6º Domingo após Pentecostes

16/07/2022

 

Amados irmãos, amadas irmãs,

vivemos dias agitados. Todos nós – cada um à sua maneira – sabe o que significa uma vida em movimento nas correrias que temos diariamente. Há dias em que as 24 horas que temos à disposição parecem não ser suficientes para tudo o que temos a fazer. Sem contar as surpresas que a própria vida nos reserva no meio desta “corrida maluca” que vivemos.

Considerada uma das grandes invenções da humanidade, a máquina de lavar roupas que “faz tudo” queria revolucionar a vida das mulheres e das famílias. Lavar, enxaguar e secar já não precisaria mais ser um longo e duro processo manual; também não seria mais necessário ter uma centrífuga separada da máquina de lavar roupas e ter o trabalho de retirar as roupas de uma para colocar em outra. Bastava ter uma Brastemp que a vida da mulher moderna estaria resolvida:

 

Ah se a Marta tivesse uma Brastemp. Quem sabe todos os problemas dela estariam resolvidos e ela teria muito mais tempo para ouvir os ensinamentos de Jesus.

Mas, nem tudo é o que parece. De fato, as donas de casa poupam bastante tempo com as máquinas de lavar que “fazem tudo”. Entretanto, o tempo liberado pela máquina é ocupado por outras atividades diárias. A grande verdade é que com ou sem Brastemp (ou outras marcas) a vida das mulheres continuou e continua corrida. Embora tenha usado o exemplo das mulheres, a situação não é nada diferente para os homens que também vivem uma correria diária em seus afazeres. Eu também não estou isento desse “problema”.

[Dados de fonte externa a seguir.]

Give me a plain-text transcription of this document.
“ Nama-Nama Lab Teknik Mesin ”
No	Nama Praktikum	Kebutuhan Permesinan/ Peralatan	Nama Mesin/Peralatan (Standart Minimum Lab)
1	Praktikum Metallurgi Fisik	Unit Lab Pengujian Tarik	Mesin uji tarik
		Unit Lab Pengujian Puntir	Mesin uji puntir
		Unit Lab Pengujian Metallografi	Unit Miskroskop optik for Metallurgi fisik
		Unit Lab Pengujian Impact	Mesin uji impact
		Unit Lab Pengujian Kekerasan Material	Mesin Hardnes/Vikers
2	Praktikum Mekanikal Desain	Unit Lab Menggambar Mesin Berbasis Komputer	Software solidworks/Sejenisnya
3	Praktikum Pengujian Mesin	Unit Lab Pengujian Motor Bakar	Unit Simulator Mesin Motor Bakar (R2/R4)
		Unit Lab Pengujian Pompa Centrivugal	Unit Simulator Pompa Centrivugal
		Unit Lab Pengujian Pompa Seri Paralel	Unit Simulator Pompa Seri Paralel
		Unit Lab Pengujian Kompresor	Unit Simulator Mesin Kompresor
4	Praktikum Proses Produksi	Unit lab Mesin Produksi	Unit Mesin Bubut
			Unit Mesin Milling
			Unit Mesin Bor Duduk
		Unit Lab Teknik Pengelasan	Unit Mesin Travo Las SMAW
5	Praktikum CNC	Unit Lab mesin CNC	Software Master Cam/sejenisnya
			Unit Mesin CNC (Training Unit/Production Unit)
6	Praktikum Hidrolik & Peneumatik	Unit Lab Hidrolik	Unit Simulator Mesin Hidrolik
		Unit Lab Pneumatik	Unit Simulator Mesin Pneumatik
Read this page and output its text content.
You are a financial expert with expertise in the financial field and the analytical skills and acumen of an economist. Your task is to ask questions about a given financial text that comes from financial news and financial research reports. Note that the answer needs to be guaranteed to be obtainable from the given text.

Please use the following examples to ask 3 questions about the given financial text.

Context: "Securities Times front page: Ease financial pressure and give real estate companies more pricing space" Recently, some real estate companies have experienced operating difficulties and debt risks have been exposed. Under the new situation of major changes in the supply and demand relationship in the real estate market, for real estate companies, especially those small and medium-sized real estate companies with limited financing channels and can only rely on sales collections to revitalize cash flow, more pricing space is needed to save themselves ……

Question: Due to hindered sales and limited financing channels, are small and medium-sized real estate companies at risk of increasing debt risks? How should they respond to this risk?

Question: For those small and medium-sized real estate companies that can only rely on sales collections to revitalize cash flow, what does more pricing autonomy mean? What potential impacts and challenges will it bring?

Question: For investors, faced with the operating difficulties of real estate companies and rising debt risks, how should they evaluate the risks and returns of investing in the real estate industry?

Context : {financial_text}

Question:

O avanço tecnológico sempre surge com a promessa de que uma atividade antes difícil será facilitada para que as pessoas tenham sobra de tempo de qualidade para suas famílias, amigos, irmãos e irmãs na fé. O problema é que isso é uma grande mentira. Diante de todos os avanços tecnológicos que tivemos nos últimos 200 anos, podemos perceber claramente que embora a tecnologia facilite, de fato, a vida, ela não consegue fazer com que paremos de correr. Continua não sobrando tempo para a esposa ou o marido, para os filhos, para a comunidade de fé, para os amigos, assim por diante.

Isso afeta diretamente à nossa comunidade de fé. Infelizmente, por causa da correria “esquizofrênica” que enfrentamos diariamente ou semanalmente, muitas vezes não sobra tempo para a igreja. As pessoas correram tanto durante a semana que no final de semana se torna difícil acordar e levantar para estar em comunhão. Muitas pessoas também não desejam assumir compromissos com a igreja porque já estão cheias de compromissos com o mundo.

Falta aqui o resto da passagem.